Наша Гражданская война случилась куда позже американской, и тем не менее государство о ней не вспоминает, предпочитая менее противоречивые исторические события.
Американский День ветеранов появился в результате участия США в Первой мировой войне. В 1919–1953 годах он назывался «Днем примирения». Уже несколько десятилетий при Министерстве по делам ветеранов (в Америке, в отличие от России, есть такое ведомство) действует специальный комитет, занимающийся организацией памятных праздничных торжеств. А вот Дню Победы во Второй мировой войне места ни в государственной идеологии США, ни в массовом сознании как-то не нашлось. Как считают специалисты, причиной тому послужило множество разных факторов.
«Отношение американцев ко Второй мировой войне изначально противоречиво и несравнимо с отношением, бытующим в Европе, и в особенности в России, — заявил российскому журналу «Итоги» доктор исторических наук, директор российских программ Вашингтонского центра оборонной информации Николай Злобин. — Вспомним, как долго США не могли решить для себя вопрос, вступать в войну или нет. Для них она была очередной европейской разборкой, в памяти был свеж не очень удачный опыт участия в Первой мировой войне, породивший послевоенный американский изоляционизм. Администрации Рузвельта стоило больших усилий доказать конгрессу и стране необходимость такого участия. Решающим фактором стало не нападение Гитлера на СССР, а труднейшее положение и возможный крах Великобритании. К тому же Америка вскоре прошла еще через две войны — в Корее и во Вьетнаме. Как историк смею утверждать, что каждая последующая война вытесняет воспоминания о предыдущей. Именно Корея и Вьетнам остались в общественной памяти как войны американские. Их трагедии, их герои, их жертвы и рожденные ими политические проблемы ближе американскому обществу, чем все, что было до этого. Точно так же для нас Великая Отечественная война как бы закрыла войну Гражданскую».

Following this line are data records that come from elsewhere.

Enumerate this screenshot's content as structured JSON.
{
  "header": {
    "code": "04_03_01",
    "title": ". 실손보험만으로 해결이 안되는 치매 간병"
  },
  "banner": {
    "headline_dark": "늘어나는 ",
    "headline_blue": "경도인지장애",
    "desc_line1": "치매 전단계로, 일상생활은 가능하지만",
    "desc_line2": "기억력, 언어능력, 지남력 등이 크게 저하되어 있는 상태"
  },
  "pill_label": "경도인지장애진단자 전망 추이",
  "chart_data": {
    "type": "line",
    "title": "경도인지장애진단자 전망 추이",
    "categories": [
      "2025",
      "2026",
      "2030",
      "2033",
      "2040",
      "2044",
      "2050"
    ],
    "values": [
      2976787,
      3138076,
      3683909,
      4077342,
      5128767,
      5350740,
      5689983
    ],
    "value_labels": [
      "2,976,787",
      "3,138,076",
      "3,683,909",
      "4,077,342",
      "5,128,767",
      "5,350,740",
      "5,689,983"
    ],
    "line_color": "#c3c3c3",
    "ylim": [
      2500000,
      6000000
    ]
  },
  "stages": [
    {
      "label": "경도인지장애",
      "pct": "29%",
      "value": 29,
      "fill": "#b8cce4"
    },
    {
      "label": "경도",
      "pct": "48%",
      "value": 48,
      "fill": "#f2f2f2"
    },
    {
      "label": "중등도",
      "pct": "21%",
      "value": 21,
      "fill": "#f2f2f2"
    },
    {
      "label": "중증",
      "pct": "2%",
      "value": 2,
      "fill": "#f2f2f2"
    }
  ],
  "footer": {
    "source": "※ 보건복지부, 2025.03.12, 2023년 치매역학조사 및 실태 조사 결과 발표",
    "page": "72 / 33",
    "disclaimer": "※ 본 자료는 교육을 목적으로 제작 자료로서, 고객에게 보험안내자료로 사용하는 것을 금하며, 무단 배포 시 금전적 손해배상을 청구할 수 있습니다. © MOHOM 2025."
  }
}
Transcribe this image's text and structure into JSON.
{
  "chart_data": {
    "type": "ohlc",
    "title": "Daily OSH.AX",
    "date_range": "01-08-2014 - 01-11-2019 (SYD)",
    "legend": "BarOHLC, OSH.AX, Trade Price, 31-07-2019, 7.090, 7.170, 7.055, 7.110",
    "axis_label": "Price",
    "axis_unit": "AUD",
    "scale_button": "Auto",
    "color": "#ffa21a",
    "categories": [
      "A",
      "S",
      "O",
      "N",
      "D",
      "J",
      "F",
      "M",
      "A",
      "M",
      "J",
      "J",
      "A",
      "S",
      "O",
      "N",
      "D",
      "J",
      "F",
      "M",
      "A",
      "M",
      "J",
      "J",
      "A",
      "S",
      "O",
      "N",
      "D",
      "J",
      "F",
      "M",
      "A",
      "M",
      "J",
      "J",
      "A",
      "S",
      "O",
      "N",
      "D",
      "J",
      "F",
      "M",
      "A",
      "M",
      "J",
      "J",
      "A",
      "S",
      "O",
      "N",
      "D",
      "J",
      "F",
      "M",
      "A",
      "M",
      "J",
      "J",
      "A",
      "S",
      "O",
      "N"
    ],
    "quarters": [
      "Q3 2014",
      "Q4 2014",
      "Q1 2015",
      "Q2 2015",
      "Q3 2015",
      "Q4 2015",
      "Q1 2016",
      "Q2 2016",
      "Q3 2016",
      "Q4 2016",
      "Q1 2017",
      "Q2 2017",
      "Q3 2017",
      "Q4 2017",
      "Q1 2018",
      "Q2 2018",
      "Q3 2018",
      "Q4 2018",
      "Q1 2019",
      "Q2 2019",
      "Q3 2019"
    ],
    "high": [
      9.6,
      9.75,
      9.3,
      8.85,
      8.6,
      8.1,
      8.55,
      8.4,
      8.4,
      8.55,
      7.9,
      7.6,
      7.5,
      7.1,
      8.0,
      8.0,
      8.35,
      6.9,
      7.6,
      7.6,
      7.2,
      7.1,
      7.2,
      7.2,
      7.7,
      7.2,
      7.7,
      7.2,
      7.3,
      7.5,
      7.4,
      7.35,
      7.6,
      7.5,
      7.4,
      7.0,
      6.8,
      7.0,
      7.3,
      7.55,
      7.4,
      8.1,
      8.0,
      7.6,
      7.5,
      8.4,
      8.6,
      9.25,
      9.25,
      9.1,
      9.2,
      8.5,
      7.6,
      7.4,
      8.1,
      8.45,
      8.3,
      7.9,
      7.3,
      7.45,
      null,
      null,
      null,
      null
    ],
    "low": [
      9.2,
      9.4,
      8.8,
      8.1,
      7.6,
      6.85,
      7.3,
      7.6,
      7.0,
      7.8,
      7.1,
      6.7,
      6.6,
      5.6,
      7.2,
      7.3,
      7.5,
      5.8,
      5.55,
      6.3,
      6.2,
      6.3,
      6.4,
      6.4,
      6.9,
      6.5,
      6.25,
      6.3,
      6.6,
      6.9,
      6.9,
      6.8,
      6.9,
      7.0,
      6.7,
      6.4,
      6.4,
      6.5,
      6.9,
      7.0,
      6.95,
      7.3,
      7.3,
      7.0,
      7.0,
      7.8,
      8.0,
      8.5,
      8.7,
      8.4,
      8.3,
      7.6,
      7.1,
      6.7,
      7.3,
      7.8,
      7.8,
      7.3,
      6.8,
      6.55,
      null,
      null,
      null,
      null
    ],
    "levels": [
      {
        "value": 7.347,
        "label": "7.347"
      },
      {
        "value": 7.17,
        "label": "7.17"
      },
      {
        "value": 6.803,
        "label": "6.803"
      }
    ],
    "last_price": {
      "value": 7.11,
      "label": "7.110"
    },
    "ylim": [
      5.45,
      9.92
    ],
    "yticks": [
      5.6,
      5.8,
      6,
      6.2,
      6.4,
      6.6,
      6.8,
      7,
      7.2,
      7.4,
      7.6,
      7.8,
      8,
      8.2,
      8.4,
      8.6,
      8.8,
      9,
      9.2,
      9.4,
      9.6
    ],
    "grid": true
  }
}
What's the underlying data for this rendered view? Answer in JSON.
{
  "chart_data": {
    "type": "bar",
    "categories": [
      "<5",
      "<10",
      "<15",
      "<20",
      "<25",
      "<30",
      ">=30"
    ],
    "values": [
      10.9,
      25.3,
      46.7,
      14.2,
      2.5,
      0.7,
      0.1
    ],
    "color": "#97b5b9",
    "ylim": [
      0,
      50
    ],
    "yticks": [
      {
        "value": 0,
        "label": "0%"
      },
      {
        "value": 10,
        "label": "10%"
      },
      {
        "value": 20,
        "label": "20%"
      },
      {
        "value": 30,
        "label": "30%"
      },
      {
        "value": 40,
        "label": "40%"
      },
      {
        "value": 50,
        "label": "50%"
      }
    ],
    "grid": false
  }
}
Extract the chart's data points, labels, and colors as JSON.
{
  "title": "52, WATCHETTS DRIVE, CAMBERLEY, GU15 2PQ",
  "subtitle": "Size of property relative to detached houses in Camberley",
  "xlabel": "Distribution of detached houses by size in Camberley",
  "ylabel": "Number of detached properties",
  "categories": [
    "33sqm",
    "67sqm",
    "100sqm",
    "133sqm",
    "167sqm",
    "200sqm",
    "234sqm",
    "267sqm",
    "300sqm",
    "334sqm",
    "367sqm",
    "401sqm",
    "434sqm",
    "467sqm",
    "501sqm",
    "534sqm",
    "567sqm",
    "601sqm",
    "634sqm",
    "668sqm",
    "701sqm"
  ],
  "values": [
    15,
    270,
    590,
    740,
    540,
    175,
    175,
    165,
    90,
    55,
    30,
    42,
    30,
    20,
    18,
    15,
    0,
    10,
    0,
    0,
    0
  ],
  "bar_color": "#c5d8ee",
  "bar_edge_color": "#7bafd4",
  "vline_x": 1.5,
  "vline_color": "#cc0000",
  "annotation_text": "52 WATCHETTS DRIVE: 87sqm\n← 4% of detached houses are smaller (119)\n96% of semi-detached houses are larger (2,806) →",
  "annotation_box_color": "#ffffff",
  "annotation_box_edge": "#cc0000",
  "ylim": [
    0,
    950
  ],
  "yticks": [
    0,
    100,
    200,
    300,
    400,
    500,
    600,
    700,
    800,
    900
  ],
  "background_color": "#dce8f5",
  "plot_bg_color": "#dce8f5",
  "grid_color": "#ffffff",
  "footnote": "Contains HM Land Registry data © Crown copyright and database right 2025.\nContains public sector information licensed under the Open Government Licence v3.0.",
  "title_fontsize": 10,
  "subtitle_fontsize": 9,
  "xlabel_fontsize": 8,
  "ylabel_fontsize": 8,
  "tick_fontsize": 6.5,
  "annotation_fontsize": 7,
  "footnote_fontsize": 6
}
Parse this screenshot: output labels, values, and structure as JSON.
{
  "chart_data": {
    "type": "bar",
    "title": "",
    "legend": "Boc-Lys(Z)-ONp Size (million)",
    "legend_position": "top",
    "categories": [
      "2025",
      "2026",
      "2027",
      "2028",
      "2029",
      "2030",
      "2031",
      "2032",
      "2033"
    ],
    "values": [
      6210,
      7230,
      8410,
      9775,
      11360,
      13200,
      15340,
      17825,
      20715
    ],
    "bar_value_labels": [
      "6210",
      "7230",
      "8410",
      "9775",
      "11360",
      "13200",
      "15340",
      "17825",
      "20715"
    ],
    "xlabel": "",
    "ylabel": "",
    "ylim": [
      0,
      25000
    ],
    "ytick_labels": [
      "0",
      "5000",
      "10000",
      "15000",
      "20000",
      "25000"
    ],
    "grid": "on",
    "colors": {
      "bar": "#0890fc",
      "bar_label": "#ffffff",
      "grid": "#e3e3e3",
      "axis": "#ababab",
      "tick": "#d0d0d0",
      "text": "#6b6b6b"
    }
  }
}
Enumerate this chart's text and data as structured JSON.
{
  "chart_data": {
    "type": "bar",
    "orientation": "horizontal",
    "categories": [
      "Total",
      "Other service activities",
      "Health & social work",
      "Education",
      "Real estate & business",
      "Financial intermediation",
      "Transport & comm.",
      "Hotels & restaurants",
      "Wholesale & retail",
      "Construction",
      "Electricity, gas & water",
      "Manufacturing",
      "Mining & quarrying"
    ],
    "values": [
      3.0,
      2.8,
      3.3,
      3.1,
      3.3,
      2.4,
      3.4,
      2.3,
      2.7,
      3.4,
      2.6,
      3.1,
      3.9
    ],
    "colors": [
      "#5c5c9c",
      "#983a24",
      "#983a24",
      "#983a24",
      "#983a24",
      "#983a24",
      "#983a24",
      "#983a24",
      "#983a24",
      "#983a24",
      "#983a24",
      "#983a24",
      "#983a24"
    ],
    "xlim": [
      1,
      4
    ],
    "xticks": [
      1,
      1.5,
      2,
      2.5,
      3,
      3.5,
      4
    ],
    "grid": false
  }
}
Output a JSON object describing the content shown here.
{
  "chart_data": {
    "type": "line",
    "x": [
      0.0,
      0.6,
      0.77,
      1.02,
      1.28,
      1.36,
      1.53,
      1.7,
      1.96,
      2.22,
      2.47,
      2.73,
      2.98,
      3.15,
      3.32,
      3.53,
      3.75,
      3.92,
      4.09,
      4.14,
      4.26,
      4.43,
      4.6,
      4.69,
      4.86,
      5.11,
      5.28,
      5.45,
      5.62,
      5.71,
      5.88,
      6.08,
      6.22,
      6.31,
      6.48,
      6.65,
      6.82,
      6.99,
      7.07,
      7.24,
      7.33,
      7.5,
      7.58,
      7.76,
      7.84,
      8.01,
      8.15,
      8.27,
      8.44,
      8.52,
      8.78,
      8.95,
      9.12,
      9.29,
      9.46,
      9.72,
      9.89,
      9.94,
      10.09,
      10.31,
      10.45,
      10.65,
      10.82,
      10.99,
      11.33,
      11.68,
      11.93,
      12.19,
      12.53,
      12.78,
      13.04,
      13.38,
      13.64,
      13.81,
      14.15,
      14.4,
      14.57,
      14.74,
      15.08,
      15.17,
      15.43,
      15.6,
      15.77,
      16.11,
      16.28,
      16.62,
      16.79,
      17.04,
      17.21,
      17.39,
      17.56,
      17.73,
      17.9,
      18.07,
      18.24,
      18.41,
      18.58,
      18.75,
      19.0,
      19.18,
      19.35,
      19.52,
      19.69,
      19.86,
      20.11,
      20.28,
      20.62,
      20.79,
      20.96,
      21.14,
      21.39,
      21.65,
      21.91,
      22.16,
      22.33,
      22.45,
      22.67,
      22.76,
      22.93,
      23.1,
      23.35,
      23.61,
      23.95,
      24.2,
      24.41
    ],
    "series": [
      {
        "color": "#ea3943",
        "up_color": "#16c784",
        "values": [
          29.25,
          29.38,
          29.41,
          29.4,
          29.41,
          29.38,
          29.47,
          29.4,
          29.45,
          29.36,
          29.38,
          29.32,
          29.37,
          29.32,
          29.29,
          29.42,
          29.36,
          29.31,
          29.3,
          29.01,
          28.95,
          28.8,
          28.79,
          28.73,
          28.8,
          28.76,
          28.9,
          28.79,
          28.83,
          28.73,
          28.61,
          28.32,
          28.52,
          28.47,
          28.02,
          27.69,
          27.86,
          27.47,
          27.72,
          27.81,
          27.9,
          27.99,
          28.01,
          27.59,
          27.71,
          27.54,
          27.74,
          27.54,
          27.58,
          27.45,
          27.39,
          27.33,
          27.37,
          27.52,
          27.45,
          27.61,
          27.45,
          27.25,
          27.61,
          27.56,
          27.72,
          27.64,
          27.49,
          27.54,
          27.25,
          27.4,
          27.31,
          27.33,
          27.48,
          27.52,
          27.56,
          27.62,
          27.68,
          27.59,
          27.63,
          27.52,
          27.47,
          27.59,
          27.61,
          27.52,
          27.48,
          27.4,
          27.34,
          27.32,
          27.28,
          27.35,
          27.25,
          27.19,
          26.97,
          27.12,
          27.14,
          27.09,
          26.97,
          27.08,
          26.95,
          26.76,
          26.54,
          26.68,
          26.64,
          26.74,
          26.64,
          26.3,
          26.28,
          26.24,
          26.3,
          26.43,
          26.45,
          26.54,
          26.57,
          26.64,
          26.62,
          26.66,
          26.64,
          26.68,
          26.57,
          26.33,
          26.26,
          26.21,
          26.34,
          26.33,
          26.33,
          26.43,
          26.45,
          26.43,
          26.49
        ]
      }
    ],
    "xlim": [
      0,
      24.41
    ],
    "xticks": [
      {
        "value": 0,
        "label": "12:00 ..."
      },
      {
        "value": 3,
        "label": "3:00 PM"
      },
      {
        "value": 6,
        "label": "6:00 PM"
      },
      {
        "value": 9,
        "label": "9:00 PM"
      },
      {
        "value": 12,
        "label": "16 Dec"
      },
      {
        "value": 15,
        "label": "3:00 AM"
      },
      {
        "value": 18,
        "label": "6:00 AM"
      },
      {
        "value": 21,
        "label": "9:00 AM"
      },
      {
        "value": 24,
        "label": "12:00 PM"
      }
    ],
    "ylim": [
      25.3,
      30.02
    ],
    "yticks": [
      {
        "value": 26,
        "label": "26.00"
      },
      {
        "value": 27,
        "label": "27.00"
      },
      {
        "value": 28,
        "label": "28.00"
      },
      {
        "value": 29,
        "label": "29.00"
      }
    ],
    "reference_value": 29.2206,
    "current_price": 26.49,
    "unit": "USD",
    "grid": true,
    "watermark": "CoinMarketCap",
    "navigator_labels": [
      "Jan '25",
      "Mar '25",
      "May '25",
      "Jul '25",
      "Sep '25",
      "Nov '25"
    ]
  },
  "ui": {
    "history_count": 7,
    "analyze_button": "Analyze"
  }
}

И, пожалуй, самый главный политический нюанс. Для Америки и других западных демократий итоги войны на самом деле не во всем были утешительными. Успехи Советской Армии и героизм ее солдат способствовали распространению коммунистических режимов в Европе и Азии, утверждению коммунизма, как основной силы, противостоящей Западу. Англия, одна из держав-победительниц, в результате войны потеряла 47 % территории бывшей Британской империи и никогда больше не восстановила своего довоенного влияния. А как расценить послевоенное разделение мира и начало «холодной войны»? С точки зрения Запада эти факты трудно занести в разряд позитивных изменений.